It is worth considering “Bill Of Exchange as a Negotiable Instrument”- educareguide topic of attention .
Truly, many people, especially students conducting research in the field of business may come across the the concept of Negotiable instruments.
Now, what really is negotiable instrument and how is it used in business to effect payment of goods and services?
Certainly, you find answer to this question in this guide, so stay clued to the page.
Definition Of Bill Of Exchange
As a matter of fact, a bill of exchange is a signed, written order by which one party (drawer) instructs another party (drawee) to pay a specified amount of money to a third party (payee).

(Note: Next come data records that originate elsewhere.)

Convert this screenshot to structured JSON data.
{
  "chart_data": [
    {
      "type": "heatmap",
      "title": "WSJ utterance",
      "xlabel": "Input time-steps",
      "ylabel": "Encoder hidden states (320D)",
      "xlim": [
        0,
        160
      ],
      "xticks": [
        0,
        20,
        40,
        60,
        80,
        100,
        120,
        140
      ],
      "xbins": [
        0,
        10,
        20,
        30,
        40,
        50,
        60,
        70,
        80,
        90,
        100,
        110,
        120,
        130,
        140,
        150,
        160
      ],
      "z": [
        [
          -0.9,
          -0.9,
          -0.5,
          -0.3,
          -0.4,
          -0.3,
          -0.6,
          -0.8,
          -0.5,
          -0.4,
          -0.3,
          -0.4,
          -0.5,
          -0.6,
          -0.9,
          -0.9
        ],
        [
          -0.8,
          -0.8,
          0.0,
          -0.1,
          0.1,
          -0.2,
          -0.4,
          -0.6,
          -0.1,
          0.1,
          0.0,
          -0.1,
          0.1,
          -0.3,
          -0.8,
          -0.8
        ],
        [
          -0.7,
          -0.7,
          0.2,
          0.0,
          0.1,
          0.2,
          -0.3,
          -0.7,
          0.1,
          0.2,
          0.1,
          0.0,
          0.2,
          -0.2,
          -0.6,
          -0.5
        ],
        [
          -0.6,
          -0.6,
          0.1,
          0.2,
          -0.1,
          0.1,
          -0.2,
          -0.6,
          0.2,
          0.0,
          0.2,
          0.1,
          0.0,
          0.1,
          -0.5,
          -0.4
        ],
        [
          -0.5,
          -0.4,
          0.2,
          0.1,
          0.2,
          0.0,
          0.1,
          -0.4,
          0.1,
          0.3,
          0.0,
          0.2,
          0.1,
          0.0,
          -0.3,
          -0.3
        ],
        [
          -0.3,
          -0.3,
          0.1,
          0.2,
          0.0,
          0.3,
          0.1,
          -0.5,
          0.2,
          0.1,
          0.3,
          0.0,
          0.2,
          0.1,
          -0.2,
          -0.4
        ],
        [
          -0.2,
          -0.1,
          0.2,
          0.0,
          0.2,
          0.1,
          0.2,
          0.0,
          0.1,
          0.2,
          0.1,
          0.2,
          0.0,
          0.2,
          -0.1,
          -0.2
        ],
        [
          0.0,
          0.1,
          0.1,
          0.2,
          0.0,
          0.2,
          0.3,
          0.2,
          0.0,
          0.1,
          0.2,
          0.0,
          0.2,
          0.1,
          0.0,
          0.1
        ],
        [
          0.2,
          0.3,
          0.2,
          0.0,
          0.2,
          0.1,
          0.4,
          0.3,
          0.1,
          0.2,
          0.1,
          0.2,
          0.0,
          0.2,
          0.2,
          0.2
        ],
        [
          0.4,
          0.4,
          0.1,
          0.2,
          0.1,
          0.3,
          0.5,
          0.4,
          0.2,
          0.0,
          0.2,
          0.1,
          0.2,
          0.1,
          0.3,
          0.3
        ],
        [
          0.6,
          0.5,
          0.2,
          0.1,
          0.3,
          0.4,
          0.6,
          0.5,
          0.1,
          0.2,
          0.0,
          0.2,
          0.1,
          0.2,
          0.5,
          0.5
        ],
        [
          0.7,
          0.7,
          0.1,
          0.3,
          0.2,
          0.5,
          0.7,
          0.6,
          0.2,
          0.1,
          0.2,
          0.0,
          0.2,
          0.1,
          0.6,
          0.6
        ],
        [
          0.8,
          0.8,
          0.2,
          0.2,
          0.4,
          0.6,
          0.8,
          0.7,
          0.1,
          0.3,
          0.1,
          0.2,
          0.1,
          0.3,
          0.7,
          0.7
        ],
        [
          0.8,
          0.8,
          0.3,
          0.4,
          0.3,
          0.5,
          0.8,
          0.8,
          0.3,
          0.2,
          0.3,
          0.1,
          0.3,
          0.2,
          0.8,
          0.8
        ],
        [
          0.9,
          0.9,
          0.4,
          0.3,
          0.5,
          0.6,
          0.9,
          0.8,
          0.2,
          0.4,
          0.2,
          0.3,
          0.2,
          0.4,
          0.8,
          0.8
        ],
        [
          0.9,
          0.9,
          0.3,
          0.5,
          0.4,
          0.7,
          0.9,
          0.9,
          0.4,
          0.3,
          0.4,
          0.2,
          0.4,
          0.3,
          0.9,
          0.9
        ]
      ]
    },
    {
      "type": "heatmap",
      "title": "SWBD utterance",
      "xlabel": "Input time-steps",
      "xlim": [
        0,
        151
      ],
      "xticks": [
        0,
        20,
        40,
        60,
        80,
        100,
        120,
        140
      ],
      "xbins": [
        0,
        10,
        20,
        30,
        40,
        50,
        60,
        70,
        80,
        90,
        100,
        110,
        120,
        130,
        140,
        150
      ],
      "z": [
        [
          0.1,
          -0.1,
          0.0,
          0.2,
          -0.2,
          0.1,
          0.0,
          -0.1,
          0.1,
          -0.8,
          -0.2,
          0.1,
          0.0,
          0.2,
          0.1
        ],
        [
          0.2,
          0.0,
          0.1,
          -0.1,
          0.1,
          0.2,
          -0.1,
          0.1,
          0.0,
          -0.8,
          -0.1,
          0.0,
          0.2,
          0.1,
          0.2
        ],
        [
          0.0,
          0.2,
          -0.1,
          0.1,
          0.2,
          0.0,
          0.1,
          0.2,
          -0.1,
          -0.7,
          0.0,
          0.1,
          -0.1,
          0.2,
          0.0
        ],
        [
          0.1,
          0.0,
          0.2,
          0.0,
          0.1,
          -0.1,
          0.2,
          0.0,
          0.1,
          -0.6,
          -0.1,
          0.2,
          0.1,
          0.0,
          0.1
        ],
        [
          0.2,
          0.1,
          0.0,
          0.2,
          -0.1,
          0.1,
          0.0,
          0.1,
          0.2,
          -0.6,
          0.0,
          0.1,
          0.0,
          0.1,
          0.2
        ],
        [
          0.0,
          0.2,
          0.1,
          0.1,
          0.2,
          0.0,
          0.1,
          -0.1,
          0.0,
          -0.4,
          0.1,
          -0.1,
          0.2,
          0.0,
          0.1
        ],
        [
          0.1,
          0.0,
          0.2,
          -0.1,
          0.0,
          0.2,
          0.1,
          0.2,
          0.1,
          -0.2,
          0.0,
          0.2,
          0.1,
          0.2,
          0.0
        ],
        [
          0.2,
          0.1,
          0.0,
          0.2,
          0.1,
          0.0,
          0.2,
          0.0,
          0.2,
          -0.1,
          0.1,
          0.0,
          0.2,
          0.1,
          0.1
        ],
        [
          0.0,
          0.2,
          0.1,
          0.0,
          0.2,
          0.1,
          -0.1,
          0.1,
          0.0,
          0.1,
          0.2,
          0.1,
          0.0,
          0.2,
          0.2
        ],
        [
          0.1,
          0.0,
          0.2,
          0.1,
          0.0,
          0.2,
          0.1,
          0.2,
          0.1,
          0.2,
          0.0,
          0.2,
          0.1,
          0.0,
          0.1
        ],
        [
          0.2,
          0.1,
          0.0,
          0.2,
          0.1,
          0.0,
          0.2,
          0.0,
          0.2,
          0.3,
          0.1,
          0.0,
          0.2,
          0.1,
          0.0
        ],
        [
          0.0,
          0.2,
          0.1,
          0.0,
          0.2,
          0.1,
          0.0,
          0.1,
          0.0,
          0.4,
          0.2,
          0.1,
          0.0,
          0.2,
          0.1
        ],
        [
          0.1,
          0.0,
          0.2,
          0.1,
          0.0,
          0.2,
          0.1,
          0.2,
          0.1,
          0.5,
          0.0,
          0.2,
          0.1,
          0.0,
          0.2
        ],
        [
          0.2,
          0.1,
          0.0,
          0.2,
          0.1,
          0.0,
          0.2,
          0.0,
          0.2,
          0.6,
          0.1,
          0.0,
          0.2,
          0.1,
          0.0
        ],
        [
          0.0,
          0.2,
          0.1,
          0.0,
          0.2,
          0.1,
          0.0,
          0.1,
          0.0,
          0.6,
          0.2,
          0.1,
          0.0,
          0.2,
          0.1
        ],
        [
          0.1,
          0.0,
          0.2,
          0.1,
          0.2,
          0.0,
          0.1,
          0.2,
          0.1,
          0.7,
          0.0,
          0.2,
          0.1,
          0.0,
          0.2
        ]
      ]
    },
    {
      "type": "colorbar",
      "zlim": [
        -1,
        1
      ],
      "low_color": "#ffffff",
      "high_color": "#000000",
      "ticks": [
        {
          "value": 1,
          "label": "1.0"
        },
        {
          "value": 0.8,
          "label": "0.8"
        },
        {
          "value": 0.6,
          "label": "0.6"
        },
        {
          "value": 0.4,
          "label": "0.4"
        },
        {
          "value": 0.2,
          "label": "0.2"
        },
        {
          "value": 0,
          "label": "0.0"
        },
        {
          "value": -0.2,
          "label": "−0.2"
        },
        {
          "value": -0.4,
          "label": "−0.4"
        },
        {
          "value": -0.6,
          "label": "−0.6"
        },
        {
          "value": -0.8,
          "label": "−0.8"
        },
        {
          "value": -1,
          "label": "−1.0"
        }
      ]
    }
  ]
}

Surely, a bill of exchange is defined under the Ghana Bills of Exchange Act, 1961 (Act 55) as: “an unconditional order in writing, addressed by one person to another, signed by the person giving it, requiring the person to whom it is addressed, to pay, on demand, or at a fixed or determinable future time, a sum certain in money to or to the .order of a specified person or the bearer.”
Also, a Negotiable instrument is an unconditional order or promise to pay an amount of money, easily transferable from one person. to another
Parties To A Bill Of Exchange as a Negotiable Instrument
Certainly, there are three parties to a bill of exchange. And they are:
The person who gives the order to pay
The person to whom the order to pay is given
The person to whom payment is to be made
Features Of A Bill Of Exchange as a Negotiable Instrument
Notably, the following are the characteristics possessed by a bill of exchange:
- Firstly, it must be in writing.
- Secondly, the order must be unconditional. This mean that the debtor does not have any option but to pay the amount stated on the bill of exchange.
- Thirdly, one person addresses it to another as a order to pay. The drawer is the who writes the bill and sends it to the payee for the amount stated on the bill to be paid to the payee.
- Fourthly, it must require payment to be made to a specified person or to the bearer. The person to whom the payment is made is the payee.
- Furthermore, the drawer must sign it.
- Also, it must require the buyer to pay a sum of money on demand or in a fixed future
- Again, the buyer must accept the bill by writing the word accepted across its face and followed by his signature.
- Lastly, it must order payment of a sum certain in money.
Therefore, educareguide is here to assist you in to fully understand this topic very well.
Frequently Asked Questions On Bill Of Exchange as a Negotiable
- First, what is a bill of exchange?
- Second, what are the characteristics of a bill of exchange?
- Also, state and explain the features of a Bill Of Exchange as a Negotiable Instrument
- Again, state the parties to a Bill Of Exchange as a Negotiable Instrument.
Even though bill of exchange is not a very popular document for settlement of debt in small-scale enterprises, some large firms use it very often in their financial operations.
Also, though it may not be very popular in less developed countries Africa, such as Nigeria, Ghana, Sierra Leone, The Gambia, Malawi, South Africa, Namibia, Kenya, Rwanda, Liberia, etc., it is quite used in developed countries.
For example, countries such as United Sates, United Kingdom, Germany, Canada, Australia, France, Spain, etc. use it in financial transactions.